This page outlines why I made different decisions throughout Sigilweaver's development. Some of these are documented because I did it the "wrong" way first and discovered a better approach. Others are just refined versions of my most significant Architecture Decision Records (ADRs). I'm not claiming these are objectively correct choices - just deliberate tradeoffs made with specific goals in mind.

None of this was ever set in stone, and it still isn't. Things change, needs change, stacks change. About four months into development, I discovered FlowFile - a similar visual data pipeline tool built with Polars. Honestly, I probably wouldn't have started Sigilweaver if I'd known it existed beforehand. But I'm glad I didn't.

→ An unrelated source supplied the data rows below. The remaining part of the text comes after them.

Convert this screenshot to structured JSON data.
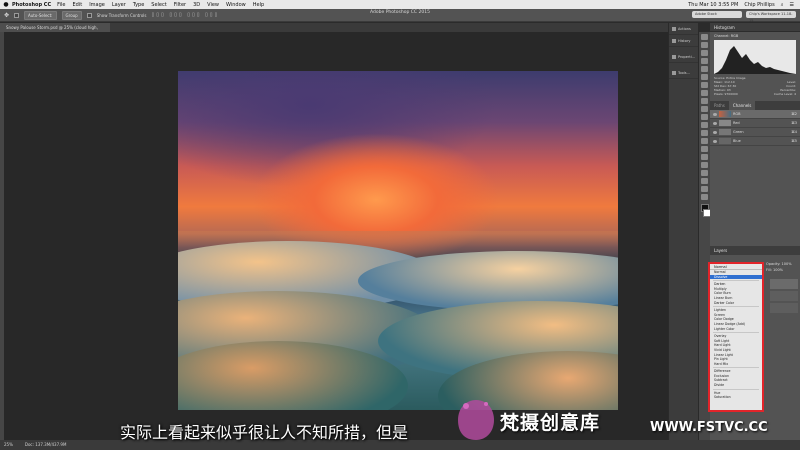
{
  "menubar": {
    "app_name": "Photoshop CC",
    "items": [
      "File",
      "Edit",
      "Image",
      "Layer",
      "Type",
      "Select",
      "Filter",
      "3D",
      "View",
      "Window",
      "Help"
    ],
    "clock": "Thu Mar 10 3:55 PM",
    "user": "Chip Phillips"
  },
  "options_bar": {
    "auto_select": "Auto-Select:",
    "group": "Group",
    "show_transform": "Show Transform Controls",
    "window_title": "Adobe Photoshop CC 2015",
    "search_placeholder": "Adobe Stock",
    "workspace": "Chip's Workspace 11-18-15"
  },
  "document_tab": "Snowy Palouse Storm.psd @ 25% (cloud high, RGB/16) *",
  "dock": {
    "items": [
      "Actions",
      "History",
      "Properti...",
      "Tools..."
    ]
  },
  "histogram": {
    "title": "Histogram",
    "channel_label": "Channel:",
    "channel_value": "RGB",
    "source_label": "Source:",
    "source_value": "Entire Image",
    "mean": "Mean: 112.10",
    "std_dev": "Std Dev: 67.30",
    "median": "Median: 93",
    "pixels": "Pixels: 9700000",
    "level": "Level:",
    "count": "Count:",
    "percentile": "Percentile:",
    "cache": "Cache Level: 4"
  },
  "channels": {
    "tabs": [
      "Paths",
      "Channels"
    ],
    "rows": [
      {
        "name": "RGB",
        "shortcut": "⌘2"
      },
      {
        "name": "Red",
        "shortcut": "⌘3"
      },
      {
        "name": "Green",
        "shortcut": "⌘4"
      },
      {
        "name": "Blue",
        "shortcut": "⌘5"
      }
    ]
  },
  "layers": {
    "title": "Layers",
    "opacity_label": "Opacity:",
    "opacity_value": "100%",
    "fill_label": "Fill:",
    "fill_value": "100%"
  },
  "blend_modes": {
    "current": "Normal",
    "groups": [
      [
        "Normal",
        "Dissolve"
      ],
      [
        "Darken",
        "Multiply",
        "Color Burn",
        "Linear Burn",
        "Darker Color"
      ],
      [
        "Lighten",
        "Screen",
        "Color Dodge",
        "Linear Dodge (Add)",
        "Lighter Color"
      ],
      [
        "Overlay",
        "Soft Light",
        "Hard Light",
        "Vivid Light",
        "Linear Light",
        "Pin Light",
        "Hard Mix"
      ],
      [
        "Difference",
        "Exclusion",
        "Subtract",
        "Divide"
      ],
      [
        "Hue",
        "Saturation"
      ]
    ],
    "selected": "Dissolve"
  },
  "status_bar": {
    "zoom": "25%",
    "doc_info": "Doc: 137.3M/437.9M"
  },
  "overlay": {
    "subtitle": "实际上看起来似乎很让人不知所措，但是",
    "brand": "梵摄创意库",
    "url": "WWW.FSTVC.CC"
  }
}
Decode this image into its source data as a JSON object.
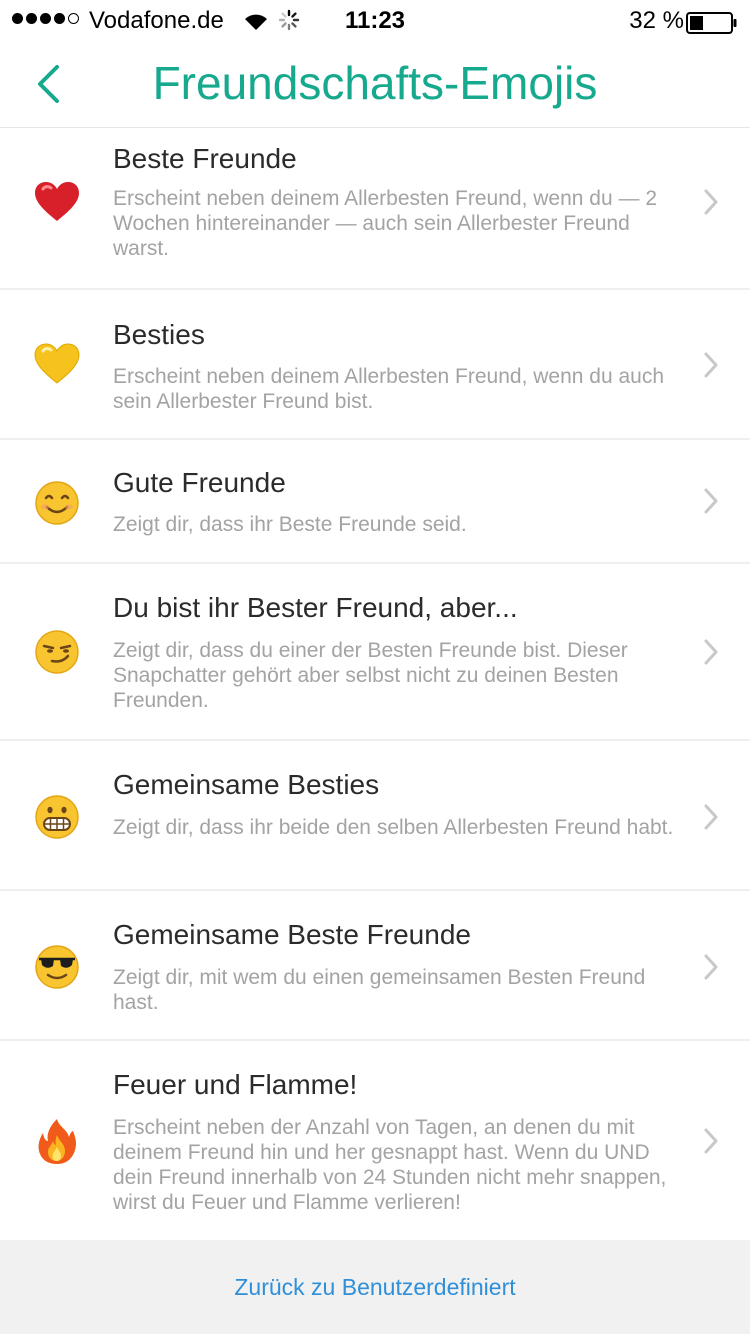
{
  "status_bar": {
    "carrier": "Vodafone.de",
    "time": "11:23",
    "battery": "32 %",
    "signal_bars_filled": 4,
    "signal_bars_total": 5
  },
  "nav": {
    "title": "Freundschafts-Emojis",
    "back_icon": "chevron-left-icon",
    "accent_color": "#16a98e"
  },
  "items": [
    {
      "emoji_name": "red-heart",
      "title": "Beste Freunde",
      "description": "Erscheint neben deinem Allerbesten Freund, wenn du — 2 Wochen hintereinander — auch sein Allerbester Freund warst."
    },
    {
      "emoji_name": "yellow-heart",
      "title": "Besties",
      "description": "Erscheint neben deinem Allerbesten Freund, wenn du auch sein Allerbester Freund bist."
    },
    {
      "emoji_name": "smiling-face",
      "title": "Gute Freunde",
      "description": "Zeigt dir, dass ihr Beste Freunde seid."
    },
    {
      "emoji_name": "smirking-face",
      "title": "Du bist ihr Bester Freund, aber...",
      "description": "Zeigt dir, dass du einer der Besten Freunde bist. Dieser Snapchatter gehört aber selbst nicht zu deinen Besten Freunden."
    },
    {
      "emoji_name": "grimacing-face",
      "title": "Gemeinsame Besties",
      "description": "Zeigt dir, dass ihr beide den selben Allerbesten Freund habt."
    },
    {
      "emoji_name": "sunglasses-face",
      "title": "Gemeinsame Beste Freunde",
      "description": "Zeigt dir, mit wem du einen gemeinsamen Besten Freund hast."
    },
    {
      "emoji_name": "fire",
      "title": "Feuer und Flamme!",
      "description": "Erscheint neben der Anzahl von Tagen, an denen du mit deinem Freund hin und her gesnappt hast. Wenn du UND dein Freund innerhalb von 24 Stunden nicht mehr snappen, wirst du Feuer und Flamme verlieren!"
    }
  ],
  "bottom": {
    "link_label": "Zurück zu Benutzerdefiniert",
    "link_color": "#2f8fd8"
  }
}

Starting fresh meant I had to carefully consider every decision: what stack to use, how I wanted things to work, what the software should support long-term. That deliberate process shaped the architecture in ways that copying wouldn't have.

Every decision here could be revisited as the project grows.

Why Monorepo?

Decision: Keep all components in a single repository.

Context: Many projects split components into separate repos for "separation of concerns." But separate repos create real problems:

  • Version compatibility becomes a coordination problem
  • "Which backend version works with frontend v2.3.1?" is a real question people ask
  • CI/CD has to coordinate across repos
  • Contributors have to clone multiple repos and keep them in sync

What's in the monorepo:

  • Server - Python/FastAPI data processing engine
  • Studio - React/Electron visual workflow designer
  • Hub - Multi-user orchestration platform (FastAPI backend + React frontend)
  • Docs - Docusaurus documentation site
  • Site - Marketing/landing page

These components are tightly integrated. Hub imports Server's workflow execution logic. Studio and Hub share UI patterns and the .swwf file format. Docs references code examples from all components. When the workflow schema changes, everything needs to update together.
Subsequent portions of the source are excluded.